When we met her, she was the greatest enemy we’d ever faced—and she’d also tried to kill me, by the way—but that was all in the past now. Over the past month, Umeko had changed so much she was almost unrecognizable from her former self. Hajime had taken to grumbling about her shift in character for his usual incomprehensible reasons, but in my opinion, the fact that she had become more humanlike in demeanor was without question a good thing. I didn’t want her to go back to being the way she’d seemed before, an emotionless machine who only knew how to follow orders. I wanted to treat her like the person—the girl—that she was.

“A place I would like to go, you say...?” Umeko muttered. She seemed to hesitate for a moment, but then she quickly gave me a nod. “I shall consider the matter.”

“Sounds good! Give it some thought, yeah.”

“If that is your order, then I shall obey.”

“I-I didn’t mean it like that!”

“I jest,” Umeko said in a nonchalant deadpan.

Sheesh! Somebody’s been getting awfully glib lately.

We kept chatting as the bus drove on. Eventually, I noticed Hajime reach up and press the button to request a stop.

“Hitomi,” said Umeko.

“Yeah, I saw. Looks like the next stop is, umm... Huh?” I grunted as I read the electronic stop display, taken aback by what I’d read. A moment later, the stop announcement confirmed that I wasn’t just seeing things...but what did it mean? Why would he have business there?

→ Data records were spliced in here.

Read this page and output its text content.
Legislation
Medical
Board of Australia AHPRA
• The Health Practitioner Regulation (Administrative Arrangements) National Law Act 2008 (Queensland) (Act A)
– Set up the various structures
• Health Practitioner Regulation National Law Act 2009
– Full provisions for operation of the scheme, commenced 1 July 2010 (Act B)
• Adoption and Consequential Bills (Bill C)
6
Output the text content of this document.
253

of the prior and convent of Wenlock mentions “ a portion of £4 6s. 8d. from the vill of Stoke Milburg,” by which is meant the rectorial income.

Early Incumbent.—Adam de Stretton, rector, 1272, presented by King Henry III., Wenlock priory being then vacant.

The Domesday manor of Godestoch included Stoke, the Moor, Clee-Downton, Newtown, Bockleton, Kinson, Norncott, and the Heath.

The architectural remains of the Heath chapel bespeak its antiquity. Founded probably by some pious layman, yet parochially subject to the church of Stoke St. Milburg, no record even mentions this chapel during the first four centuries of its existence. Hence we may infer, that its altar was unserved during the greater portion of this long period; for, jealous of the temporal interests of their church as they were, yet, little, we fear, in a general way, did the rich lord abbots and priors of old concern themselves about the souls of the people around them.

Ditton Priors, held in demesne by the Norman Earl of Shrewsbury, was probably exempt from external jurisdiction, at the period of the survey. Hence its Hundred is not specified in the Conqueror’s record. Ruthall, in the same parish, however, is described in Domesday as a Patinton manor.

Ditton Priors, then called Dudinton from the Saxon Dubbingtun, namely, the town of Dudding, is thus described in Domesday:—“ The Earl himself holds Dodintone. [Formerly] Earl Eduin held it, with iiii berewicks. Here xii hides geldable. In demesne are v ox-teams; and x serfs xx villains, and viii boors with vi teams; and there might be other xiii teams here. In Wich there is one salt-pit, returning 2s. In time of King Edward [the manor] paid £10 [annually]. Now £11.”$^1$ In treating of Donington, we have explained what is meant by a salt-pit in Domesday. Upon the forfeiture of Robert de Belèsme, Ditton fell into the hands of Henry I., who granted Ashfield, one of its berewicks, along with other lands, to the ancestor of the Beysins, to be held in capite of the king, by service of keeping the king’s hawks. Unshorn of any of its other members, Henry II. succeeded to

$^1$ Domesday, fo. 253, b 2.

I shook my head. No, it’s still too soon to say for sure. Maybe he’s going somewhere else, and this just happens to be the closest stop! While I sat there in bewilderment, the bus trundled along to the stop, and Hajime got off alongside a small cluster of other riders. Umeko and I waited until the very last second to follow them.

When we finally disembarked, we found ourselves at a sort of fancy bus stop, complete with a roof and barriers to block the wind. We waited there for a moment longer, hiding while Hajime went ahead of us. As we stood there, practically holding our breaths while the other riders went on their way, I double-checked the stop’s sign just to be absolutely sure I wasn’t mistaken. Sure enough, it read:

 

General Hospital

I could see a large white building just a short walk away from the bus stop—one I’d heard about before. It was supposed to be the biggest hospital in the local area, featuring all the facilities you could need, plus state-of-the-art medical equipment. It looked relatively modern, judging by the design of its exterior, and somehow you could tell how cleanly the place was just by looking at it. A number of trees planted nearby gave the area a verdant feel, enhancing the immaculate impression and lending the facility a rather pleasant atmosphere.

Hajime, meanwhile, walked right down the path between those vibrantly green trees—a man in black bearing straight toward a building of white. The first thought that crossed my mind was that he was going to see an ophthalmologist, but I ruled that out just as quickly. I knew for a fact that he frequented a place by the station called Sasaki Ophthalmology. He would’ve gone there if this was about his contacts.

So then, why? Why had he chosen to go to a hospital that was so far out of his way? Was there some reason he needed to visit such a particularly huge facility? Just what on earth was the “something” he had to take care of here?